# Extract entities from Claude Deep Research markdown
This notebook parses the file `22-10-2025_Claude_Deep_Research_Hamburg_CE.md` and extracts entities for later scraping:
- section (e.g., Students, Researchers)
- organization name
- contact person (if present/derivable)
- website URL
It writes the results to `data/claude_deep_research_entities.csv` and prints a quick preview.

In [1]:
import re
import pathlib
import pandas as pd
from urllib.parse import urlparse
from typing import Optional, Tuple

In [2]:
# Paths
ROOT = pathlib.Path('.')
MD_PATH = ROOT / '22-10-2025_Claude_Deep_Research_Hamburg_CE.md'
OUT_DIR = ROOT / 'data'
OUT_DIR.mkdir(parents=True, exist_ok=True)
OUT_CSV = OUT_DIR / 'claude_deep_research_entities.csv'

assert MD_PATH.exists(), f"Markdown file not found: {MD_PATH}"
print(f'Reading from {MD_PATH}')

Reading from 22-10-2025_Claude_Deep_Research_Hamburg_CE.md


In [3]:
# Load markdown
text = MD_PATH.read_text(encoding='utf-8')
print(f'Loaded {len(text):,} characters')

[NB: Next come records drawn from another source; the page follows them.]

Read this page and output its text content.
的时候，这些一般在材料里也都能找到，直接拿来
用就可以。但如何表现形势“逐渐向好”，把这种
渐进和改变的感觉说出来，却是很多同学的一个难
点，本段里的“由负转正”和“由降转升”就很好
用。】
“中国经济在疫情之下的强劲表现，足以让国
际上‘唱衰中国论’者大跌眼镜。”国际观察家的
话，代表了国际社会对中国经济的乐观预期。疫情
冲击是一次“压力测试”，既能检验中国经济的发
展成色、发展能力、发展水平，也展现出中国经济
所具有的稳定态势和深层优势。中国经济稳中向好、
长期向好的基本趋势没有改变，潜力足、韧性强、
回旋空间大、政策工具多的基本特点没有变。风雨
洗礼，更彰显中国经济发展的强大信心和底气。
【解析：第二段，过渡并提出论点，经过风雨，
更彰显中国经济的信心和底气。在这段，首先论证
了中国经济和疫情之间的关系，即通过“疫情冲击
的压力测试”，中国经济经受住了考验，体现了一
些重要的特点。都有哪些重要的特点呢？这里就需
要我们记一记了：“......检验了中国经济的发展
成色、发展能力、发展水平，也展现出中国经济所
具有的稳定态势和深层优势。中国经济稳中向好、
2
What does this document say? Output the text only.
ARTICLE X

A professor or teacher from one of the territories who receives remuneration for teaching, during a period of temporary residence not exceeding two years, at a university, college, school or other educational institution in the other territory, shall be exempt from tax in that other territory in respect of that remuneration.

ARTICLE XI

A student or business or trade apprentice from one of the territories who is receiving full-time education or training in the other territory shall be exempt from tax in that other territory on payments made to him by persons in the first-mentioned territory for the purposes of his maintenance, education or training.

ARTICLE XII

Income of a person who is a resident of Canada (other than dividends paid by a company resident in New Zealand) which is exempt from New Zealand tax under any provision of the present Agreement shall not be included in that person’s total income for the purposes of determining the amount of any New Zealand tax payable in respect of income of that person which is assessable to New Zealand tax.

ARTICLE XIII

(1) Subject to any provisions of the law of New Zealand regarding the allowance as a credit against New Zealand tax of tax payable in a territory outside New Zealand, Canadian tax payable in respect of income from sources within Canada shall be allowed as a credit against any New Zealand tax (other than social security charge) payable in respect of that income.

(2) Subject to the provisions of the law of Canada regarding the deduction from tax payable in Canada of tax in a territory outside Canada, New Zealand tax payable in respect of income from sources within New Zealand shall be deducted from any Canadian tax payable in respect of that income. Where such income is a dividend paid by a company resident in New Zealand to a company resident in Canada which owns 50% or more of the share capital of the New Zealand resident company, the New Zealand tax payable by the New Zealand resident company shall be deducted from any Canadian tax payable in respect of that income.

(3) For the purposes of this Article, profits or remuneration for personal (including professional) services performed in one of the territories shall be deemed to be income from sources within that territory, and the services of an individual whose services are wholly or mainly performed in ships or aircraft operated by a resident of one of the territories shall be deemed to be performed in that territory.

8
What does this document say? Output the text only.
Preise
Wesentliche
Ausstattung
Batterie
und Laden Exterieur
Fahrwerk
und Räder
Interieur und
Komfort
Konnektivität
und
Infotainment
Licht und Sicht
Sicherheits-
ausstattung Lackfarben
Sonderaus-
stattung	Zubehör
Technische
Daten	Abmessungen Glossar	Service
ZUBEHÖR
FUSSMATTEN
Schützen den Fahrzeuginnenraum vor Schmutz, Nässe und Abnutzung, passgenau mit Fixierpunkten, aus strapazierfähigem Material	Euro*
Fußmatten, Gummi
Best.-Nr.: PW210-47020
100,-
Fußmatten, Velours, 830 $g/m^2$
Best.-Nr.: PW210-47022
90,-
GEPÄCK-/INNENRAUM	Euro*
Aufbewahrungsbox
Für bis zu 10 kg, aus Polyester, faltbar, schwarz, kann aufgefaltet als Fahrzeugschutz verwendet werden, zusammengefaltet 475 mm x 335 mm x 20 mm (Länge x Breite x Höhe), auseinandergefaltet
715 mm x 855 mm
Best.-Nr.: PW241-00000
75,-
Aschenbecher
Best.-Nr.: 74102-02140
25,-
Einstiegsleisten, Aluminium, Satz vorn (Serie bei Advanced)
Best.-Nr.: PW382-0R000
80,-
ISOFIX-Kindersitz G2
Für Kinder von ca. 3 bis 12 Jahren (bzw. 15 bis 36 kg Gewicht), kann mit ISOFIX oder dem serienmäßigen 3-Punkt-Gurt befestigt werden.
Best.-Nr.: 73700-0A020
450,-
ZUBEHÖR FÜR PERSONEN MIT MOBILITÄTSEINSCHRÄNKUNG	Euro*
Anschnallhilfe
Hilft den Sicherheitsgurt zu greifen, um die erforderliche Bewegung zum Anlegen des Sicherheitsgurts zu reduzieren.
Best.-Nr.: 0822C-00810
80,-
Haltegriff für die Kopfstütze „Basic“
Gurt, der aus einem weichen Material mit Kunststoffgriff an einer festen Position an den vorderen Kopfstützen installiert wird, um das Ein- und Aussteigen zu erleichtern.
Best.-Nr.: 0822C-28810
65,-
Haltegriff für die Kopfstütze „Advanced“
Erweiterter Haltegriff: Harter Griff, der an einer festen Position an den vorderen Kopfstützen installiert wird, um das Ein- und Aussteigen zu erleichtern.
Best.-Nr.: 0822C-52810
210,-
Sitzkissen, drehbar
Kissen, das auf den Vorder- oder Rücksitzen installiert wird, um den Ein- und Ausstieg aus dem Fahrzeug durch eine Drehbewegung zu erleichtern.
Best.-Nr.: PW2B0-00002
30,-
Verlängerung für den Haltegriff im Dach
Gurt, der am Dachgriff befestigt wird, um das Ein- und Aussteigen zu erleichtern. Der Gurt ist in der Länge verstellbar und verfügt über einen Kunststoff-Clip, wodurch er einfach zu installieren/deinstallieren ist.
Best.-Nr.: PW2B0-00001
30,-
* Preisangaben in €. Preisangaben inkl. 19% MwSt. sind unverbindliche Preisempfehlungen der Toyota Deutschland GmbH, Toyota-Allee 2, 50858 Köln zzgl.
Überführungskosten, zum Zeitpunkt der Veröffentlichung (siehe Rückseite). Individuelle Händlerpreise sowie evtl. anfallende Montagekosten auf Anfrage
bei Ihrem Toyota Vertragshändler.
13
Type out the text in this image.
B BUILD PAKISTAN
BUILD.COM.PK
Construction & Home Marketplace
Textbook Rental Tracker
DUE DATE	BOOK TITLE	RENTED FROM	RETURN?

# Preprocess: normalize line breaks
text = text.replace('\r\n','\n').replace('\r','\n')
lines = [ln.rstrip() for ln in text.split('\n')]
print(f'{len(lines)} lines')

Loaded 17,517 characters
371 lines


In [4]:
URL_RE = re.compile(r'(https?://[^\s)]+)')
SECTION_RE = re.compile(r'^##\s+\*?\d+\.\s*(.+)$|^##\s+\*?\*?(.+?)\*?\*?$')
BULLET_RE = re.compile(r'^\s*[-\*\u2022]\s+(.+)$')
SEP = ' - '

PERSON_TITLES = {'prof.', 'dr.', 'prof', 'dipl.-ing.', 'ing.', 'jr.', 'sr.'}
ORG_HINTS = {'universität','university','tuhh','haw','hcu','hsu','institute','institut','center','zentrum','fraunhofer','max planck','helmholtz','leibniz','stiftung','e.v.','ev','gmbh','ag','kg','se','ug','eG','e.v','e.V.', 'gGmbH'}

def is_person_like(name: str) -> bool:
    s = name.strip()
    low = s.lower()
    if any(t in low for t in PERSON_TITLES):
        return True
    # 2-4 capitalized tokens heuristic
    toks = [t for t in re.split(r'[^A-Za-zÄÖÜäöüß-]+', s) if t]
    caps = sum(1 for t in toks if t[0].isupper())
    return 2 <= caps <= 4 and caps >= max(2, len(toks)//2)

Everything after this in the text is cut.